House Speaker Kevin McCarthy speaks with members of the media following a meeting of the Republican House caucus on September 30, 2023 in Washington, DC. Nathan Howard/Getty Images

House Speaker Kevin McCarthy is facing threats of removal from the speakership from hardline conservatives in his party — and he could be further imperiled by his last-minute effort to pass a stopgap spending bill today and avert a government shutdown.

McCarthy emerged from a fast-evolving morning of meetings to say the House will vote on a 45-day short-term spending bill as soon as possible. To do so, Republicans are expected to bring the bill under a suspension of the rules, meaning a sizable number of Democrats will be needed to pass it.

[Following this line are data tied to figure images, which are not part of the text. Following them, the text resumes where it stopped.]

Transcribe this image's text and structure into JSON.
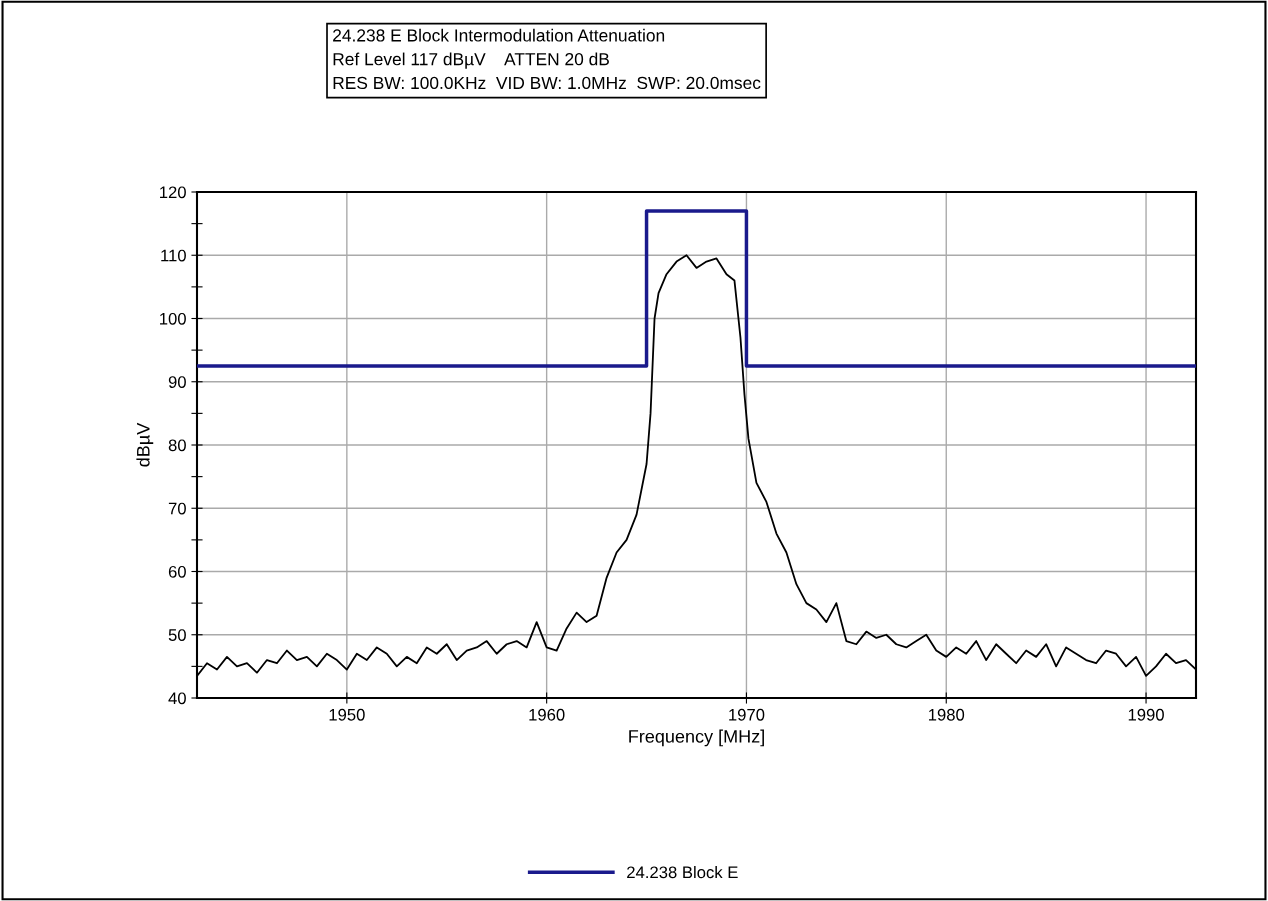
{
  "chart_data": {
    "type": "line",
    "title": "24.238 E Block Intermodulation Attenuation",
    "subtitle": "Ref Level 117 dBµV    ATTEN 20 dB\nRES BW: 100.0KHz  VID BW: 1.0MHz  SWP: 20.0msec",
    "xlabel": "Frequency [MHz]",
    "ylabel": "dBµV",
    "xlim": [
      1942.5,
      1992.5
    ],
    "xticks": [
      1950,
      1960,
      1970,
      1980,
      1990
    ],
    "ylim": [
      40,
      120
    ],
    "yticks": [
      40,
      {
        "value": 45,
        "label": null
      },
      50,
      {
        "value": 55,
        "label": null
      },
      60,
      {
        "value": 65,
        "label": null
      },
      70,
      {
        "value": 75,
        "label": null
      },
      80,
      {
        "value": 85,
        "label": null
      },
      90,
      {
        "value": 95,
        "label": null
      },
      100,
      {
        "value": 105,
        "label": null
      },
      110,
      {
        "value": 115,
        "label": null
      },
      120
    ],
    "grid": true,
    "legend": "bottom",
    "marker": "none",
    "line_style": "solid",
    "series": [
      {
        "name": "24.238 Block E",
        "color": "#1a1a8c",
        "x": [
          1942.5,
          1965,
          1965,
          1970,
          1970,
          1992.5
        ],
        "values": [
          92.5,
          92.5,
          117,
          117,
          92.5,
          92.5
        ]
      },
      {
        "color": "#000000",
        "x": [
          1942.5,
          1943,
          1943.5,
          1944,
          1944.5,
          1945,
          1945.5,
          1946,
          1946.5,
          1947,
          1947.5,
          1948,
          1948.5,
          1949,
          1949.5,
          1950,
          1950.5,
          1951,
          1951.5,
          1952,
          1952.5,
          1953,
          1953.5,
          1954,
          1954.5,
          1955,
          1955.5,
          1956,
          1956.5,
          1957,
          1957.5,
          1958,
          1958.5,
          1959,
          1959.5,
          1960,
          1960.5,
          1961,
          1961.5,
          1962,
          1962.5,
          1963,
          1963.5,
          1964,
          1964.5,
          1965,
          1965.2,
          1965.4,
          1965.6,
          1966,
          1966.5,
          1967,
          1967.5,
          1968,
          1968.5,
          1969,
          1969.4,
          1969.7,
          1969.9,
          1970.1,
          1970.5,
          1971,
          1971.5,
          1972,
          1972.5,
          1973,
          1973.5,
          1974,
          1974.5,
          1975,
          1975.5,
          1976,
          1976.5,
          1977,
          1977.5,
          1978,
          1978.5,
          1979,
          1979.5,
          1980,
          1980.5,
          1981,
          1981.5,
          1982,
          1982.5,
          1983,
          1983.5,
          1984,
          1984.5,
          1985,
          1985.5,
          1986,
          1986.5,
          1987,
          1987.5,
          1988,
          1988.5,
          1989,
          1989.5,
          1990,
          1990.5,
          1991,
          1991.5,
          1992,
          1992.5
        ],
        "values": [
          43.5,
          45.5,
          44.5,
          46.5,
          45,
          45.5,
          44,
          46,
          45.5,
          47.5,
          46,
          46.5,
          45,
          47,
          46,
          44.5,
          47,
          46,
          48,
          47,
          45,
          46.5,
          45.5,
          48,
          47,
          48.5,
          46,
          47.5,
          48,
          49,
          47,
          48.5,
          49,
          48,
          52,
          48,
          47.5,
          51,
          53.5,
          52,
          53,
          59,
          63,
          65,
          69,
          77,
          85,
          100,
          104,
          107,
          109,
          110,
          108,
          109,
          109.5,
          107,
          106,
          97,
          88,
          81,
          74,
          71,
          66,
          63,
          58,
          55,
          54,
          52,
          55,
          49,
          48.5,
          50.5,
          49.5,
          50,
          48.5,
          48,
          49,
          50,
          47.5,
          46.5,
          48,
          47,
          49,
          46,
          48.5,
          47,
          45.5,
          47.5,
          46.5,
          48.5,
          45,
          48,
          47,
          46,
          45.5,
          47.5,
          47,
          45,
          46.5,
          43.5,
          45,
          47,
          45.5,
          46,
          44.5
        ]
      }
    ]
  }
}
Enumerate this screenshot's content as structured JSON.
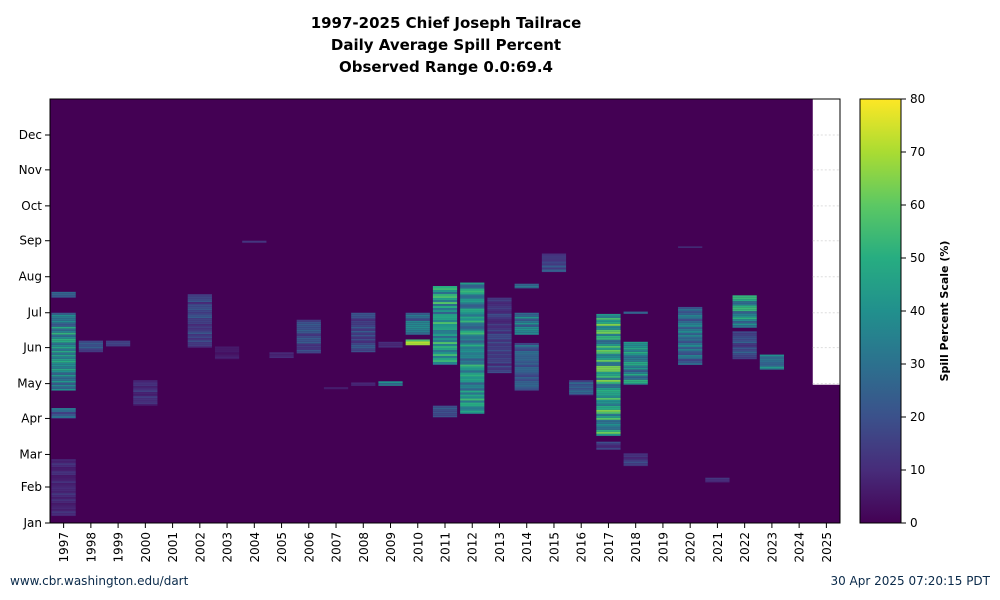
{
  "title_lines": [
    "1997-2025 Chief Joseph Tailrace",
    "Daily Average Spill Percent",
    "Observed Range 0.0:69.4"
  ],
  "footer": {
    "left": "www.cbr.washington.edu/dart",
    "right": "30 Apr 2025 07:20:15 PDT"
  },
  "colors": {
    "background": "#440154",
    "future": "#ffffff",
    "colormap": [
      "#440154",
      "#472c7a",
      "#3b518b",
      "#2c718e",
      "#21908d",
      "#27ad81",
      "#5cc863",
      "#aadc32",
      "#fde725"
    ]
  },
  "chart_data": {
    "type": "heatmap",
    "x_categories": [
      "1997",
      "1998",
      "1999",
      "2000",
      "2001",
      "2002",
      "2003",
      "2004",
      "2005",
      "2006",
      "2007",
      "2008",
      "2009",
      "2010",
      "2011",
      "2012",
      "2013",
      "2014",
      "2015",
      "2016",
      "2017",
      "2018",
      "2019",
      "2020",
      "2021",
      "2022",
      "2023",
      "2024",
      "2025"
    ],
    "y_tick_labels": [
      "Jan",
      "Feb",
      "Mar",
      "Apr",
      "May",
      "Jun",
      "Jul",
      "Aug",
      "Sep",
      "Oct",
      "Nov",
      "Dec"
    ],
    "y_ticks_doy": [
      1,
      32,
      60,
      91,
      121,
      152,
      182,
      213,
      244,
      274,
      305,
      335
    ],
    "y_range_doy": [
      1,
      366
    ],
    "last_observed_doy_2025": 120,
    "colorbar": {
      "label": "Spill Percent Scale (%)",
      "min": 0,
      "max": 80,
      "ticks": [
        0,
        10,
        20,
        30,
        40,
        50,
        60,
        70,
        80
      ]
    },
    "observed_range": [
      0.0,
      69.4
    ],
    "spill_bands": [
      {
        "year": "1997",
        "start": "Apr 01",
        "end": "Apr 10",
        "value": 25
      },
      {
        "year": "1997",
        "start": "Apr 25",
        "end": "Jul 01",
        "value": 40
      },
      {
        "year": "1997",
        "start": "Jul 14",
        "end": "Jul 19",
        "value": 28
      },
      {
        "year": "1997",
        "start": "Jan 07",
        "end": "Feb 25",
        "value": 10
      },
      {
        "year": "1998",
        "start": "May 28",
        "end": "Jun 07",
        "value": 20
      },
      {
        "year": "1999",
        "start": "Jun 02",
        "end": "Jun 07",
        "value": 15
      },
      {
        "year": "2000",
        "start": "Apr 12",
        "end": "May 04",
        "value": 12
      },
      {
        "year": "2002",
        "start": "Jun 01",
        "end": "Jul 17",
        "value": 18
      },
      {
        "year": "2003",
        "start": "May 22",
        "end": "Jun 02",
        "value": 6
      },
      {
        "year": "2004",
        "start": "Aug 30",
        "end": "Sep 01",
        "value": 10
      },
      {
        "year": "2005",
        "start": "May 23",
        "end": "May 28",
        "value": 8
      },
      {
        "year": "2006",
        "start": "May 27",
        "end": "Jun 25",
        "value": 20
      },
      {
        "year": "2007",
        "start": "Apr 26",
        "end": "Apr 28",
        "value": 5
      },
      {
        "year": "2008",
        "start": "May 28",
        "end": "Jul 01",
        "value": 18
      },
      {
        "year": "2008",
        "start": "Apr 29",
        "end": "May 02",
        "value": 10
      },
      {
        "year": "2009",
        "start": "Apr 29",
        "end": "May 03",
        "value": 32
      },
      {
        "year": "2009",
        "start": "Jun 01",
        "end": "Jun 06",
        "value": 12
      },
      {
        "year": "2010",
        "start": "Jun 03",
        "end": "Jun 08",
        "value": 55
      },
      {
        "year": "2010",
        "start": "Jun 12",
        "end": "Jul 01",
        "value": 30
      },
      {
        "year": "2011",
        "start": "May 17",
        "end": "Jul 24",
        "value": 45
      },
      {
        "year": "2011",
        "start": "Apr 02",
        "end": "Apr 12",
        "value": 20
      },
      {
        "year": "2012",
        "start": "Apr 05",
        "end": "Jul 27",
        "value": 42
      },
      {
        "year": "2013",
        "start": "May 10",
        "end": "Jul 14",
        "value": 15
      },
      {
        "year": "2014",
        "start": "Apr 25",
        "end": "Jun 05",
        "value": 25
      },
      {
        "year": "2014",
        "start": "Jun 12",
        "end": "Jul 01",
        "value": 35
      },
      {
        "year": "2014",
        "start": "Jul 22",
        "end": "Jul 26",
        "value": 28
      },
      {
        "year": "2015",
        "start": "Aug 05",
        "end": "Aug 21",
        "value": 20
      },
      {
        "year": "2016",
        "start": "Apr 21",
        "end": "May 04",
        "value": 22
      },
      {
        "year": "2017",
        "start": "Mar 17",
        "end": "Jun 30",
        "value": 50
      },
      {
        "year": "2017",
        "start": "Mar 05",
        "end": "Mar 12",
        "value": 15
      },
      {
        "year": "2018",
        "start": "Apr 30",
        "end": "Jun 06",
        "value": 40
      },
      {
        "year": "2018",
        "start": "Feb 19",
        "end": "Mar 02",
        "value": 15
      },
      {
        "year": "2018",
        "start": "Jun 30",
        "end": "Jul 02",
        "value": 30
      },
      {
        "year": "2020",
        "start": "May 17",
        "end": "Jul 06",
        "value": 30
      },
      {
        "year": "2020",
        "start": "Aug 26",
        "end": "Aug 27",
        "value": 15
      },
      {
        "year": "2021",
        "start": "Feb 05",
        "end": "Feb 09",
        "value": 10
      },
      {
        "year": "2022",
        "start": "Jun 18",
        "end": "Jul 16",
        "value": 42
      },
      {
        "year": "2022",
        "start": "May 22",
        "end": "Jun 15",
        "value": 20
      },
      {
        "year": "2023",
        "start": "May 13",
        "end": "May 26",
        "value": 35
      }
    ]
  }
}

Asked if he is concerned that a member, including Republican Rep. Matt Gaetz of Florida, could move to oust him over this bill, McCarthy replied, “If I have to risk my job for standing up for the American public, I will do that.”

Gaetz has been threatening McCarthy’s speakership almost daily and has warned him against working with Democrats on a funding measure. Gaetz has said House Republicans who work with Democrats to avoid a shutdown would be signing their own “political death warrant.”

Gaetz has been vocal in floating the possibility of using a motion to vacate against McCarthy over his handling of shutdown negotiations – a move that can trigger a House floor vote to oust the speaker.

CNN's Lauren Fox, Melanie Zanona, Annie Grayer and Manu Raju contributed reporting to this post.